We note first that division by zero is not allowed and that for this reason \(2x-6\) may not be equal to zero and that therefore \(x=3\) is not a solution.

We now distinguish two cases, namely \(2x-6>0\) and \(2x-6<0\).
In both cases we multiply the inequality on both sides by \(2x-6\) because we then get a linear inequality, for which we know there is a solution method.

Suppose \(2x-6>0\), i.e. \(x> 3\). Then we get \(3<-8(2x-6)\).
When we move everything with \(x\) to the left and all constant terms to the right, we get \(16x<45\).
Then, dvision by the coefficient of \(x\)gives \(x < {{45}\over{16}}\).
So we have the following system of inequalities: \(x> 3\,\wedge\; x < {{45}\over{16}}\)
and this simplifies to \(\text{an empty solution set}\).
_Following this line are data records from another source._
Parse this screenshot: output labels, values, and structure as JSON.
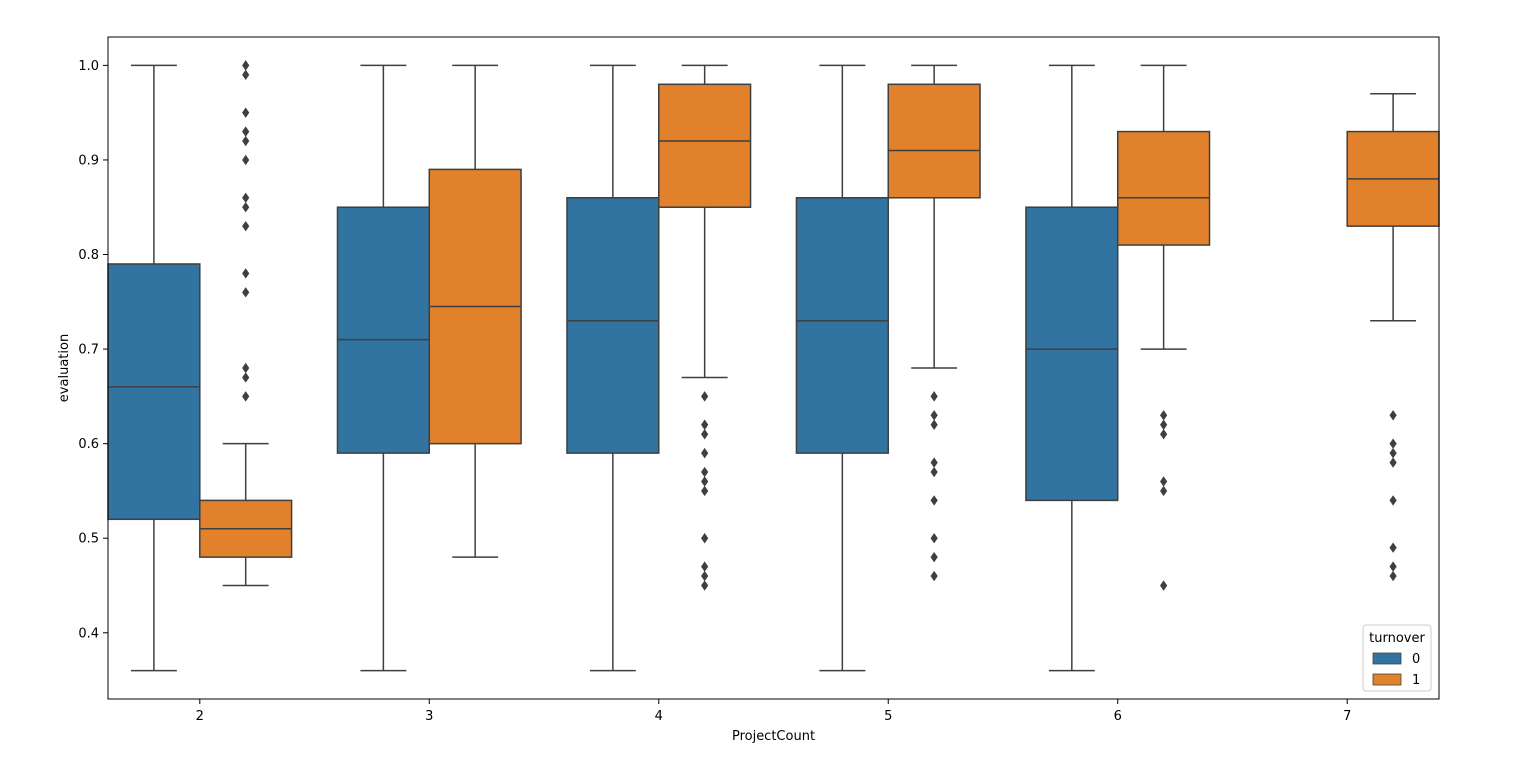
{
  "chart_data": {
    "type": "box",
    "xlabel": "ProjectCount",
    "ylabel": "evaluation",
    "categories": [
      "2",
      "3",
      "4",
      "5",
      "6",
      "7"
    ],
    "ylim": [
      0.33,
      1.03
    ],
    "yticks": [
      "0.4",
      "0.5",
      "0.6",
      "0.7",
      "0.8",
      "0.9",
      "1.0"
    ],
    "grid": false,
    "legend": {
      "title": "turnover",
      "placement": "bottom-right",
      "entries": [
        {
          "label": "0",
          "color": "#3274a1"
        },
        {
          "label": "1",
          "color": "#e1812c"
        }
      ]
    },
    "series": [
      {
        "name": "0",
        "color": "#3274a1",
        "boxes": [
          {
            "category": "2",
            "whislo": 0.36,
            "q1": 0.52,
            "med": 0.66,
            "q3": 0.79,
            "whishi": 1.0,
            "fliers": []
          },
          {
            "category": "3",
            "whislo": 0.36,
            "q1": 0.59,
            "med": 0.71,
            "q3": 0.85,
            "whishi": 1.0,
            "fliers": []
          },
          {
            "category": "4",
            "whislo": 0.36,
            "q1": 0.59,
            "med": 0.73,
            "q3": 0.86,
            "whishi": 1.0,
            "fliers": []
          },
          {
            "category": "5",
            "whislo": 0.36,
            "q1": 0.59,
            "med": 0.73,
            "q3": 0.86,
            "whishi": 1.0,
            "fliers": []
          },
          {
            "category": "6",
            "whislo": 0.36,
            "q1": 0.54,
            "med": 0.7,
            "q3": 0.85,
            "whishi": 1.0,
            "fliers": []
          },
          null
        ]
      },
      {
        "name": "1",
        "color": "#e1812c",
        "boxes": [
          {
            "category": "2",
            "whislo": 0.45,
            "q1": 0.48,
            "med": 0.51,
            "q3": 0.54,
            "whishi": 0.6,
            "fliers": [
              0.65,
              0.67,
              0.68,
              0.76,
              0.78,
              0.83,
              0.85,
              0.86,
              0.9,
              0.92,
              0.93,
              0.95,
              0.99,
              1.0
            ]
          },
          {
            "category": "3",
            "whislo": 0.48,
            "q1": 0.6,
            "med": 0.745,
            "q3": 0.89,
            "whishi": 1.0,
            "fliers": []
          },
          {
            "category": "4",
            "whislo": 0.67,
            "q1": 0.85,
            "med": 0.92,
            "q3": 0.98,
            "whishi": 1.0,
            "fliers": [
              0.45,
              0.46,
              0.47,
              0.5,
              0.55,
              0.56,
              0.57,
              0.59,
              0.61,
              0.62,
              0.65
            ]
          },
          {
            "category": "5",
            "whislo": 0.68,
            "q1": 0.86,
            "med": 0.91,
            "q3": 0.98,
            "whishi": 1.0,
            "fliers": [
              0.46,
              0.48,
              0.5,
              0.54,
              0.57,
              0.58,
              0.62,
              0.63,
              0.65
            ]
          },
          {
            "category": "6",
            "whislo": 0.7,
            "q1": 0.81,
            "med": 0.86,
            "q3": 0.93,
            "whishi": 1.0,
            "fliers": [
              0.45,
              0.55,
              0.56,
              0.61,
              0.62,
              0.63
            ]
          },
          {
            "category": "7",
            "whislo": 0.73,
            "q1": 0.83,
            "med": 0.88,
            "q3": 0.93,
            "whishi": 0.97,
            "fliers": [
              0.46,
              0.47,
              0.49,
              0.54,
              0.58,
              0.59,
              0.6,
              0.63
            ]
          }
        ]
      }
    ]
  }
}
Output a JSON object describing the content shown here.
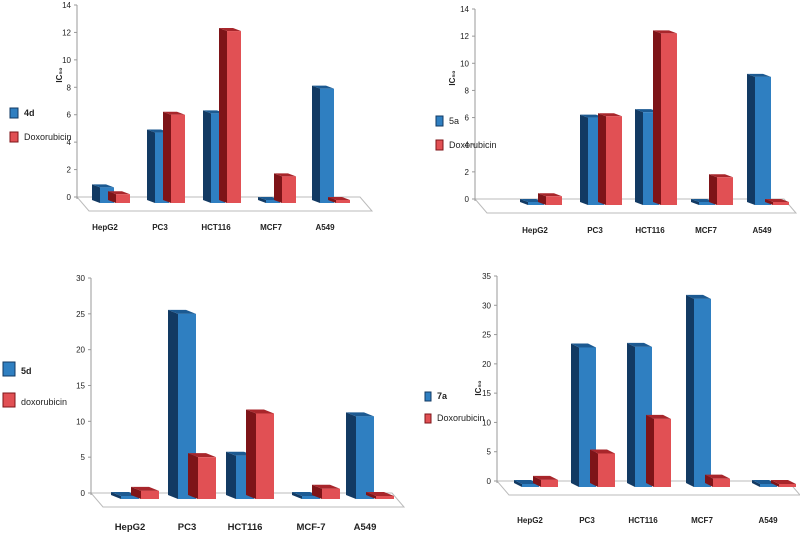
{
  "colors": {
    "series_a": "#2f7fc1",
    "series_a_dark": "#123a63",
    "series_a_top": "#1c5a92",
    "series_b": "#e15054",
    "series_b_dark": "#7e1418",
    "series_b_top": "#a8262b"
  },
  "chart_data": [
    {
      "type": "bar",
      "ylabel": "IC₅₀",
      "categories": [
        "HepG2",
        "PC3",
        "HCT116",
        "MCF7",
        "A549"
      ],
      "ylim": [
        0,
        14
      ],
      "yticks": [
        0,
        2,
        4,
        6,
        8,
        10,
        12,
        14
      ],
      "series": [
        {
          "name": "4d",
          "values": [
            0.7,
            4.7,
            6.1,
            0,
            7.9
          ]
        },
        {
          "name": "Doxorubicin",
          "values": [
            0.2,
            6.0,
            12.1,
            1.5,
            0
          ]
        }
      ]
    },
    {
      "type": "bar",
      "ylabel": "IC₅₀",
      "categories": [
        "HepG2",
        "PC3",
        "HCT116",
        "MCF7",
        "A549"
      ],
      "ylim": [
        0,
        14
      ],
      "yticks": [
        0,
        2,
        4,
        6,
        8,
        10,
        12,
        14
      ],
      "series": [
        {
          "name": "5a",
          "values": [
            0,
            6.0,
            6.4,
            0,
            9.0
          ]
        },
        {
          "name": "Doxorubicin",
          "values": [
            0.2,
            6.1,
            12.2,
            1.6,
            0
          ]
        }
      ]
    },
    {
      "type": "bar",
      "ylabel": "",
      "categories": [
        "HepG2",
        "PC3",
        "HCT116",
        "MCF-7",
        "A549"
      ],
      "ylim": [
        0,
        30
      ],
      "yticks": [
        0,
        5,
        10,
        15,
        20,
        25,
        30
      ],
      "series": [
        {
          "name": "5d",
          "values": [
            0,
            25.0,
            5.2,
            0,
            10.7
          ]
        },
        {
          "name": "doxorubicin",
          "values": [
            0.3,
            5.0,
            11.1,
            0.6,
            0
          ]
        }
      ]
    },
    {
      "type": "bar",
      "ylabel": "IC₅₀",
      "categories": [
        "HepG2",
        "PC3",
        "HCT116",
        "MCF7",
        "A549"
      ],
      "ylim": [
        0,
        35
      ],
      "yticks": [
        0,
        5,
        10,
        15,
        20,
        25,
        30,
        35
      ],
      "series": [
        {
          "name": "7a",
          "values": [
            0,
            22.8,
            22.9,
            31.1,
            0
          ]
        },
        {
          "name": "Doxorubicin",
          "values": [
            0.2,
            4.7,
            10.6,
            0.4,
            0
          ]
        }
      ]
    }
  ]
}
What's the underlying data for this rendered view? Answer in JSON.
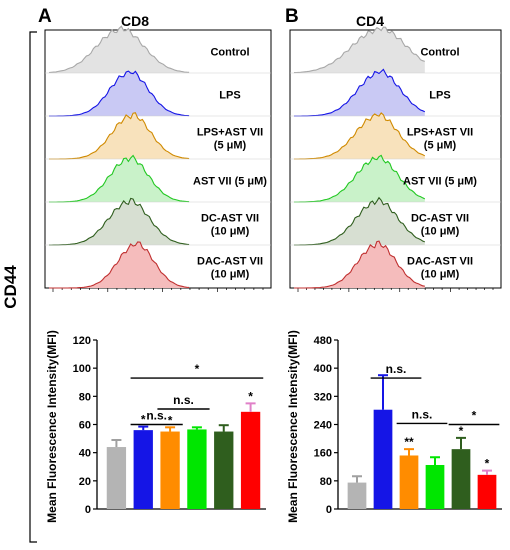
{
  "figure": {
    "side_label": "CD44"
  },
  "colors": {
    "control": "#a8a8a8",
    "lps": "#1515e6",
    "lps_ast": "#ff8c00",
    "ast": "#00e600",
    "dc_ast": "#2f5e1e",
    "dac_ast": "#ff0000",
    "error": "#e080c8"
  },
  "panels": [
    {
      "letter": "A",
      "title": "CD8",
      "rows": [
        {
          "label": "Control",
          "label2": "",
          "color": "#a8a8a8",
          "fill": "#e3e3e3",
          "peak": 0.33,
          "width": 0.105
        },
        {
          "label": "LPS",
          "label2": "",
          "color": "#1515e6",
          "fill": "#c9c9f4",
          "peak": 0.37,
          "width": 0.085
        },
        {
          "label": "LPS+AST VII",
          "label2": "(5 μM)",
          "color": "#d08a00",
          "fill": "#f8e2bc",
          "peak": 0.38,
          "width": 0.085
        },
        {
          "label": "AST VII (5 μM)",
          "label2": "",
          "color": "#22c822",
          "fill": "#c9f2c9",
          "peak": 0.37,
          "width": 0.085
        },
        {
          "label": "DC-AST VII",
          "label2": "(10 μM)",
          "color": "#2f5e1e",
          "fill": "#d7dfd2",
          "peak": 0.37,
          "width": 0.09
        },
        {
          "label": "DAC-AST VII",
          "label2": "(10 μM)",
          "color": "#c03030",
          "fill": "#f5bcbc",
          "peak": 0.4,
          "width": 0.08
        }
      ]
    },
    {
      "letter": "B",
      "title": "CD4",
      "rows": [
        {
          "label": "Control",
          "label2": "",
          "color": "#a8a8a8",
          "fill": "#e3e3e3",
          "peak": 0.42,
          "width": 0.13
        },
        {
          "label": "LPS",
          "label2": "",
          "color": "#1515e6",
          "fill": "#c9c9f4",
          "peak": 0.42,
          "width": 0.1
        },
        {
          "label": "LPS+AST VII",
          "label2": "(5 μM)",
          "color": "#d08a00",
          "fill": "#f8e2bc",
          "peak": 0.41,
          "width": 0.1
        },
        {
          "label": "AST VII (5 μM)",
          "label2": "",
          "color": "#22c822",
          "fill": "#c9f2c9",
          "peak": 0.41,
          "width": 0.1
        },
        {
          "label": "DC-AST VII",
          "label2": "(10 μM)",
          "color": "#2f5e1e",
          "fill": "#d7dfd2",
          "peak": 0.41,
          "width": 0.1
        },
        {
          "label": "DAC-AST VII",
          "label2": "(10 μM)",
          "color": "#c03030",
          "fill": "#f5bcbc",
          "peak": 0.41,
          "width": 0.09
        }
      ]
    }
  ],
  "chart_data": [
    {
      "type": "bar",
      "ylabel": "Mean Fluorescence Intensity(MFI)",
      "ylim": [
        0,
        120
      ],
      "yticks": [
        0,
        20,
        40,
        60,
        80,
        100,
        120
      ],
      "values": [
        44,
        56,
        55,
        56.5,
        55,
        69
      ],
      "errors": [
        5,
        2.5,
        3,
        1.5,
        4.5,
        6
      ],
      "colors": [
        "#b4b4b4",
        "#1515e6",
        "#ff8c00",
        "#00e600",
        "#2f5e1e",
        "#ff0000"
      ],
      "stars": [
        "",
        "*",
        "*",
        "",
        "",
        "*"
      ],
      "brackets": [
        {
          "from": 1,
          "to": 5,
          "y": 93,
          "label": "*"
        },
        {
          "from": 2,
          "to": 3,
          "y": 71,
          "label": "n.s."
        },
        {
          "from": 1,
          "to": 2,
          "y": 60,
          "label": "n.s."
        }
      ]
    },
    {
      "type": "bar",
      "ylabel": "Mean Fluorescence Intensity(MFI)",
      "ylim": [
        0,
        480
      ],
      "yticks": [
        0,
        80,
        160,
        240,
        320,
        400,
        480
      ],
      "values": [
        75,
        282,
        152,
        125,
        170,
        97
      ],
      "errors": [
        18,
        98,
        18,
        22,
        32,
        12
      ],
      "colors": [
        "#b4b4b4",
        "#1515e6",
        "#ff8c00",
        "#00e600",
        "#2f5e1e",
        "#ff0000"
      ],
      "stars": [
        "",
        "",
        "**",
        "",
        "*",
        "*"
      ],
      "brackets": [
        {
          "from": 1,
          "to": 2,
          "y": 372,
          "label": "n.s."
        },
        {
          "from": 2,
          "to": 3,
          "y": 243,
          "label": "n.s."
        },
        {
          "from": 4,
          "to": 5,
          "y": 240,
          "label": "*"
        }
      ]
    }
  ]
}
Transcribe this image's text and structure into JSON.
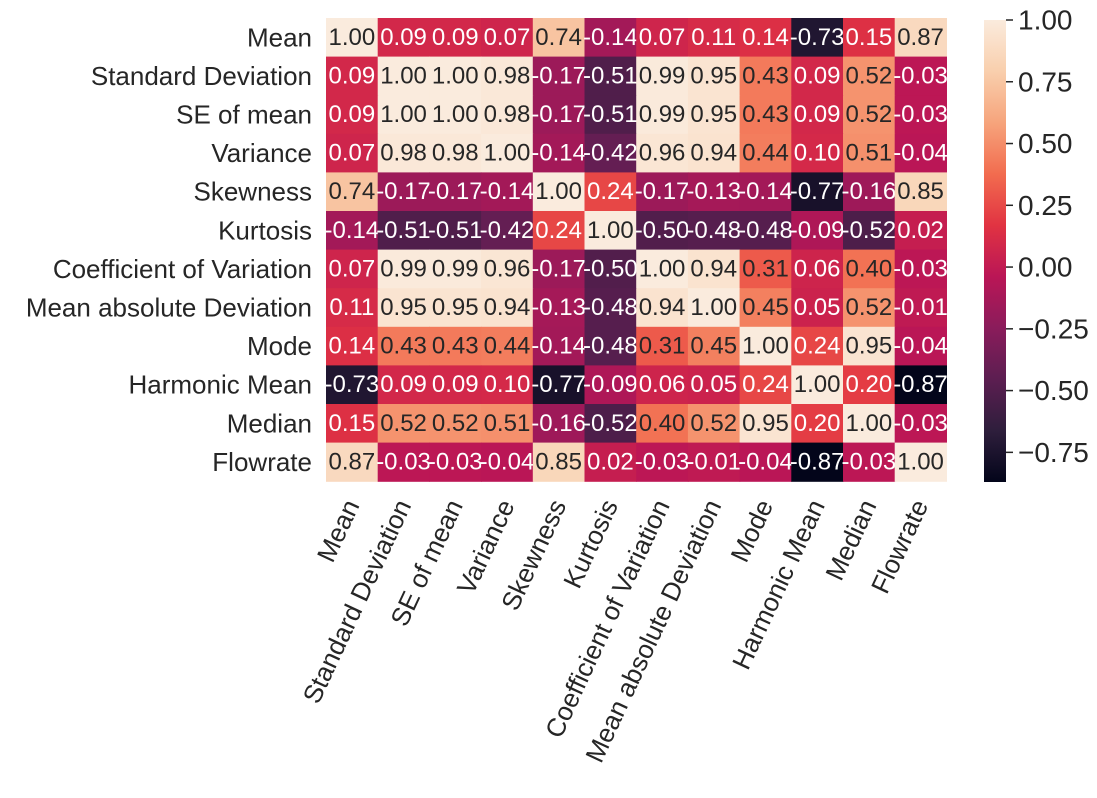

Suppose \(2x-6<0\), i.e. \(x< 3\). Then we get \(3>-8(2x-6)\).
When we move everything with \(x\) to the left and all constant terms to the right, we get \(16x>45\).
Then, division by the coefficient of \(x\) gives \(x > {{45}\over{16}}\).
So we have the following system of inequalities: \(x< 3\,\wedge\; x > {{45}\over{16}}\)
and this simplifies to \({{45}\over{16}}\lt x\lt 3\).

The solution of the original inequality is \({{45}\over{16}}\lt x\lt 3\).